To make sense of that, one needs to understand the difference between federal sentencing guidelines and the congressionally imposed mandatory minimum sentences. In the 1980s, Congress created the US Sentencing Commission to guard against "unwarranted sentence disparities among defendants with similar criminal records who have been found guilty of similar criminal conduct," according to the commission.

While the commission was developing its guidelines, Congress in 1986 approved a law establishing "mandatory minimum" penalties for many drug offenses. At the time, the crack epidemic was ravaging inner-city neighborhoods, mostly, and the related violence helped provoke a "get tough on crime" backlash. Many lawmakers expected that long, mandatory sentences for possessing or selling crack would discourage drug use. And because many perceived crack to be much more destructive than powder cocaine, Congress established the 100-to-1 ratio. In 1988, it passed another law that established a mandatory minimum penalty for simple possession of crack cocaine.

"This wasn't a racially motivated thing," says Todd Gaziano of the Heritage Foundation in Washington, a conservative think tank. "Crack was destroying the inner cities; even the Congressional Black Caucus supported it."

Since then, studies have shown that the crack-versus-powder sentencing disparity disproportionately affects minorities. Last year, 82 percent of crack defendants were black, according to the sentencing commission, compared with 9 percent who were white. For powder cocaine, it was almost the opposite: About 80 percent of powder-cocaine defendants were white and less than 14 percent were black.

Such statistics have led many conservatives to agree that the sentencing disparity is too harsh.

Several bipartisan bills pending in Congress would whittle the disparity by increasing the penalties related to powder cocaine while reducing the mandatory minimum related to crack.

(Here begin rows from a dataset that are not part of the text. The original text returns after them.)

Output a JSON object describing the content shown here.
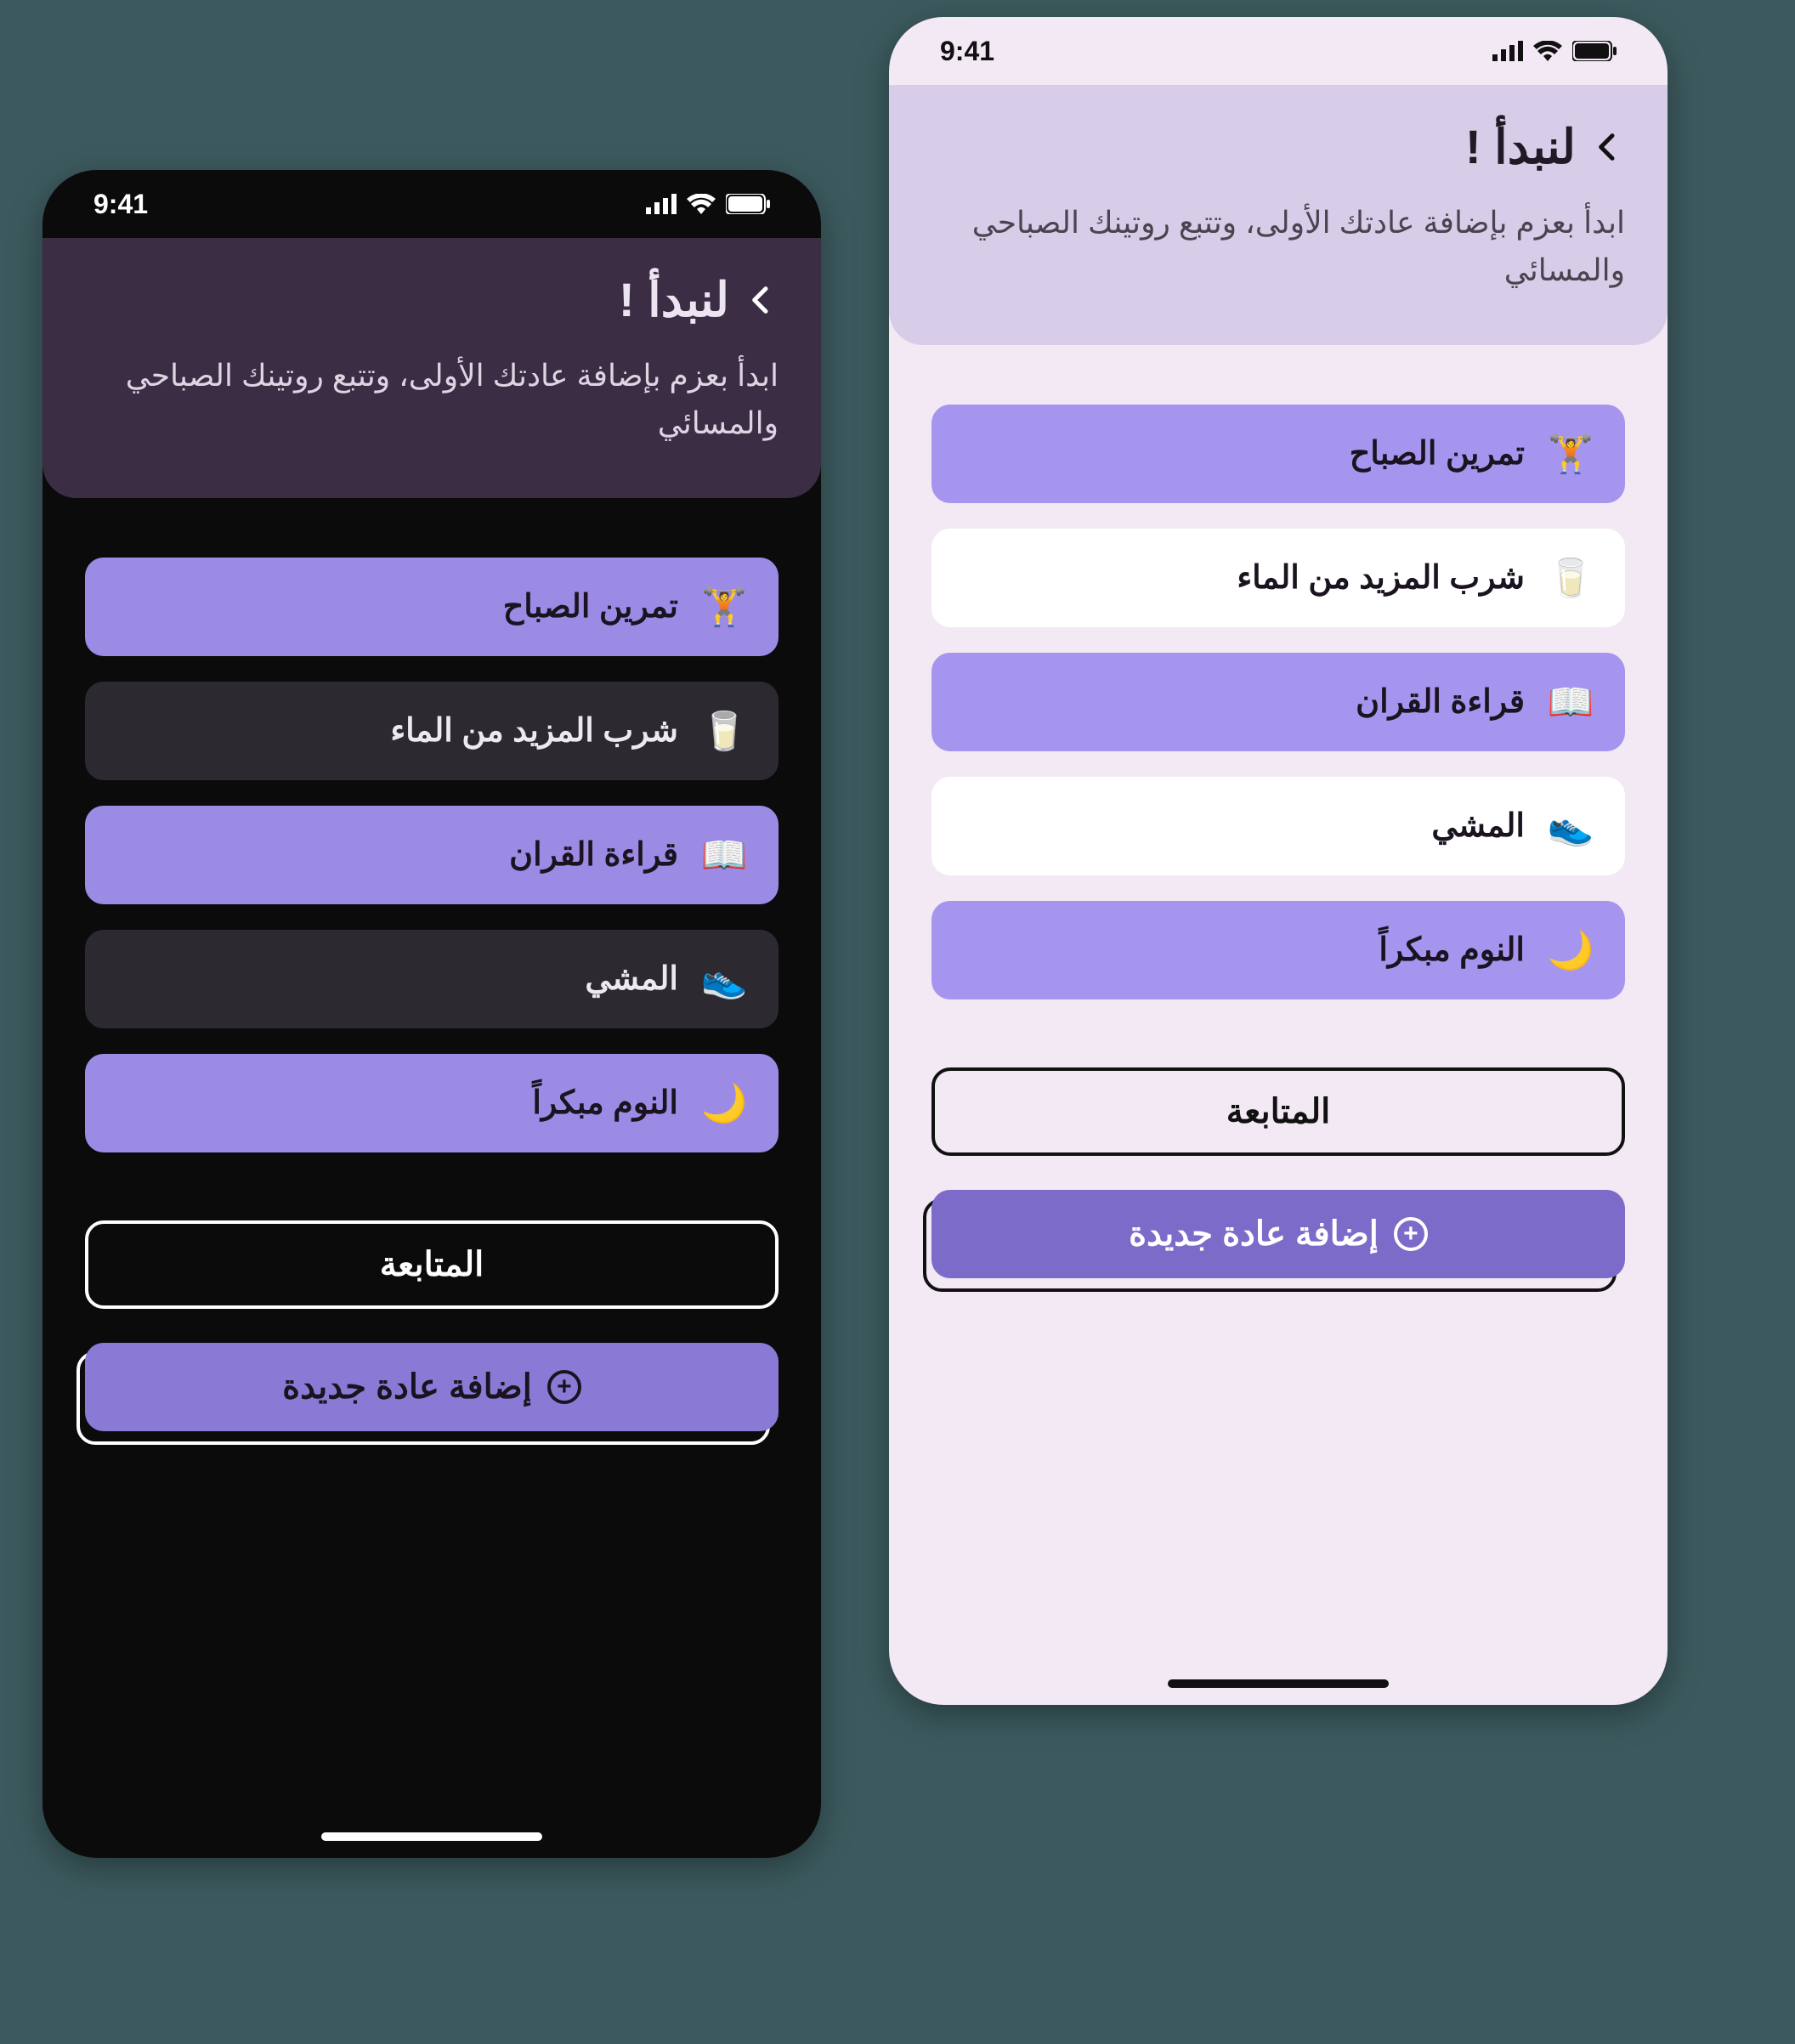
{
  "status": {
    "time": "9:41"
  },
  "colors": {
    "accent_dark": "#8a7ad6",
    "accent_light": "#7d6bc9",
    "selected_dark": "#9b8be5",
    "selected_light": "#a695ef",
    "header_dark": "#3a2d44",
    "header_light": "#d8cde8"
  },
  "header": {
    "title": "لنبدأ !",
    "subtitle": "ابدأ بعزم بإضافة عادتك الأولى، وتتبع روتينك الصباحي والمسائي"
  },
  "habits": [
    {
      "id": "morning-workout",
      "icon": "dumbbell-icon",
      "emoji": "🏋️",
      "label": "تمرين الصباح",
      "selected": true
    },
    {
      "id": "drink-water",
      "icon": "glass-icon",
      "emoji": "🥛",
      "label": "شرب المزيد من الماء",
      "selected": false
    },
    {
      "id": "read-quran",
      "icon": "book-icon",
      "emoji": "📖",
      "label": "قراءة القران",
      "selected": true
    },
    {
      "id": "walking",
      "icon": "shoe-icon",
      "emoji": "👟",
      "label": "المشي",
      "selected": false
    },
    {
      "id": "sleep-early",
      "icon": "moon-icon",
      "emoji": "🌙",
      "label": "النوم مبكراً",
      "selected": true
    }
  ],
  "buttons": {
    "continue": "المتابعة",
    "add_new": "إضافة عادة جديدة"
  }
}
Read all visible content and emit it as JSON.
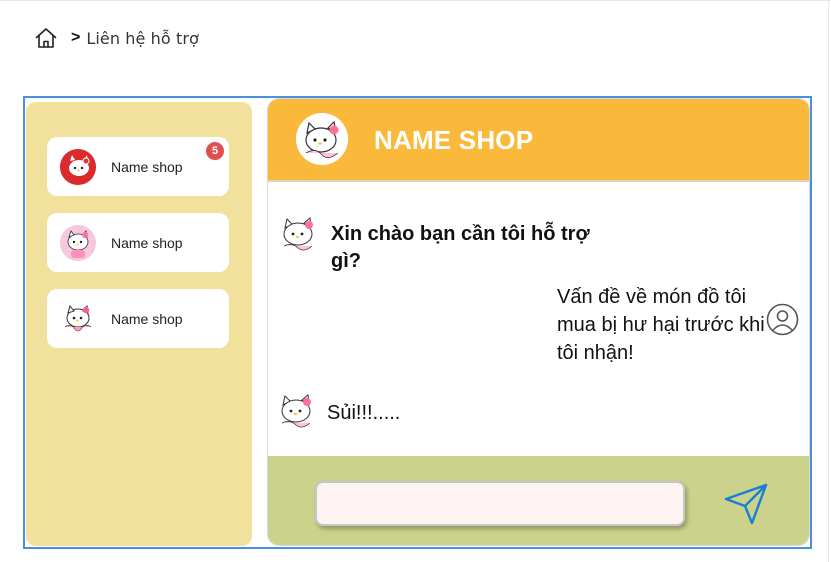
{
  "breadcrumb": {
    "home_icon": "home-icon",
    "separator": ">",
    "current": "Liên hệ hỗ trợ"
  },
  "sidebar": {
    "contacts": [
      {
        "name": "Name shop",
        "unread": "5",
        "avatar": "hello-kitty-red-avatar"
      },
      {
        "name": "Name shop",
        "avatar": "hello-kitty-pink-avatar"
      },
      {
        "name": "Name shop",
        "avatar": "hello-kitty-white-avatar"
      }
    ]
  },
  "chat": {
    "title": "NAME SHOP",
    "messages": [
      {
        "from": "shop",
        "text": "Xin chào bạn cần tôi hỗ trợ gì?"
      },
      {
        "from": "user",
        "text": "Vấn đề về món đồ tôi mua bị hư hại trước khi tôi nhận!"
      },
      {
        "from": "shop",
        "text": "Sủi!!!....."
      }
    ],
    "input_placeholder": "",
    "send_icon": "send-icon"
  },
  "colors": {
    "sidebar_bg": "#f2e19d",
    "header_bg": "#fbb93b",
    "footer_bg": "#cad28b",
    "badge": "#e05050",
    "frame_border": "#4a90e2"
  }
}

One Republican-sponsored bill would simply increase the powder-cocaine penalty to the penalty level for crack.

Critics of the 100-to-1 ratio, meanwhile, are urging the commission to make its change retroactive. Commissioners plan a Nov. 13 hearing to determine if that's feasible. If the change were retroactive, more than 19,500 people now serving time for crack offenses could see their sentences reduced by an average of 27 months.

"We believe it would be cruelly ironic to recognize and correct the injustice of the guideline that has lengthened thousands of sentences, and then deny the benefit to the very prisoners whose unjust sentences they identified and relied on for evidence of its flawed operation and injustice," says Ms. Price of FAMM.

Previously, when the commission lessened sentencing guidelines for LSD and possession of marijuana plants, the changes were retroactive. But that is unusual. Of 696 amendments made to guidelines since their inception, only 25 were applied retroactively, says a commission spokesman.